A few even took stabs at figuring out what to do about this. I was so drawn especially to Nicole Krauss, whose latest book, Forest Dark, is about the courage to turn from the certainty of self, toward the unknown in hope of personal transformation.
She said (and I’m paraphrasing- it’s possible this isn’t exactly how she said it, but it’s how I heard it) that the self is a narrative- a story we tell ourselves, and are told, since we were small children. This means that the story is much more flexible than we think. When the narrative we tell ourselves stretches too tight and limits who we are or who we can become, it’s entirely possible to enlarge our sense of self.
But so few people do this, because changing is terrifying and it is stigmatized. It’s embarrassing to concede that we have grown into a corner and must now take a different direction. It’s doubly embarrassing to be told what to do in that moment of personal crisis.
The other day, I did something terrifying. I gave my professional opinion as a historian in front of an overflowing room at a televised Parks Board Meeting. I had the honor of speaking about one of the most rewarding and illuminating things I have done for history in a while: completing the involved research for the nomination of a local landmark, the Union Civil War Fort Negley, to the UNESCO Slave Route Project. If accepted, Fort Negley will become the first US site, ever, to earn this monumental designation.

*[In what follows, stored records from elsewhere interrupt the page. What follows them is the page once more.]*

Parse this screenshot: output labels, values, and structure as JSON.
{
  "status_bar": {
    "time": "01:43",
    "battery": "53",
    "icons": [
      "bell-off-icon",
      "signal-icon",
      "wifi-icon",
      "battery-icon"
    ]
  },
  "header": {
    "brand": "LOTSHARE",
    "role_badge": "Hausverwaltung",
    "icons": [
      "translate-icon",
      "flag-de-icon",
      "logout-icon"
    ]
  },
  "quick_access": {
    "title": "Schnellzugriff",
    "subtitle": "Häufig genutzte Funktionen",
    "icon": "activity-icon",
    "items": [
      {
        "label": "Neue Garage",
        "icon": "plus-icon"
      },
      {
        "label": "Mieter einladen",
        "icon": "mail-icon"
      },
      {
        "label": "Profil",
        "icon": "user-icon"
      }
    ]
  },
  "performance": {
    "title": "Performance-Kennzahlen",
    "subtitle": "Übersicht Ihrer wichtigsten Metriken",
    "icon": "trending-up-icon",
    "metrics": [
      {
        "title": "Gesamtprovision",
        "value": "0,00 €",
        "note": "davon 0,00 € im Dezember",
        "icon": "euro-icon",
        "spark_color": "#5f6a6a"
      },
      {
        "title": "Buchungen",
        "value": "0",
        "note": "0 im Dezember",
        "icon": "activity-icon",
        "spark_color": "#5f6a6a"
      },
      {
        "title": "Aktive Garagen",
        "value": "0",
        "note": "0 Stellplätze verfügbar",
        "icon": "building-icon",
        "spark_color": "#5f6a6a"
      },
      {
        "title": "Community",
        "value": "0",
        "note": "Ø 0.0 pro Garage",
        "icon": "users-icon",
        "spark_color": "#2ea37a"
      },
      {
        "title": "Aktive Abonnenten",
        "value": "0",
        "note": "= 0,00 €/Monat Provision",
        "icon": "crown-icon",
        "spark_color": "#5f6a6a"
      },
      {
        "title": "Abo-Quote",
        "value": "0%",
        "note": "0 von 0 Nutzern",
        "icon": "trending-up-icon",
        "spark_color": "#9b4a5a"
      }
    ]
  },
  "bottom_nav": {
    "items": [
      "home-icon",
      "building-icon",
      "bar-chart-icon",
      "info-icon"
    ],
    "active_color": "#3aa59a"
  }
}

My relationship with this fort is as long as my relationship to Nashville itself. When I first moved here in 2007, I lived in a house with a few others in the neighborhood of historic Edgehill. When grad school got stressful, I would climb up to the ruins of Fort Negley, and sit under one of the trees there, soaking up the peace and quiet. To be able to see Nashville’s skyline but not hear many of the city’s noises felt like a luxury. I would daydream and doze and if I let my brain relax and I squinted just right, I could see the way the fort looked when it was first built.
The tree behind me would have still been a sapling. I pictured the soldiers, in sweat-stained blue union uniforms, pulling cannons up the hills, and the laborers digging ditches in the hot sun. I could imagine the charge of the Confederate army’s attempt to storm the hill, smell the burning gunpowder, and hear the scrambling of people and horses as they moved defenses into place. Before moving to the US, the Civil War was just a series of films for me, but at Fort Negley, it felt real for the first time. I felt a special sense of wonder about this secret jewel of a place hidden in plain sight.
At the time I was only 23. I had an undergraduate degree in history and religious studies, and a year of museum work under my belt. With even that limited experience in public history, it struck me as odd that the city had not made more of such an important place. Where were the historical interpreters? The tours? Merchandise? Displays for all the artifacts found? Why wasn’t there a twice-daily reenactment for tourists?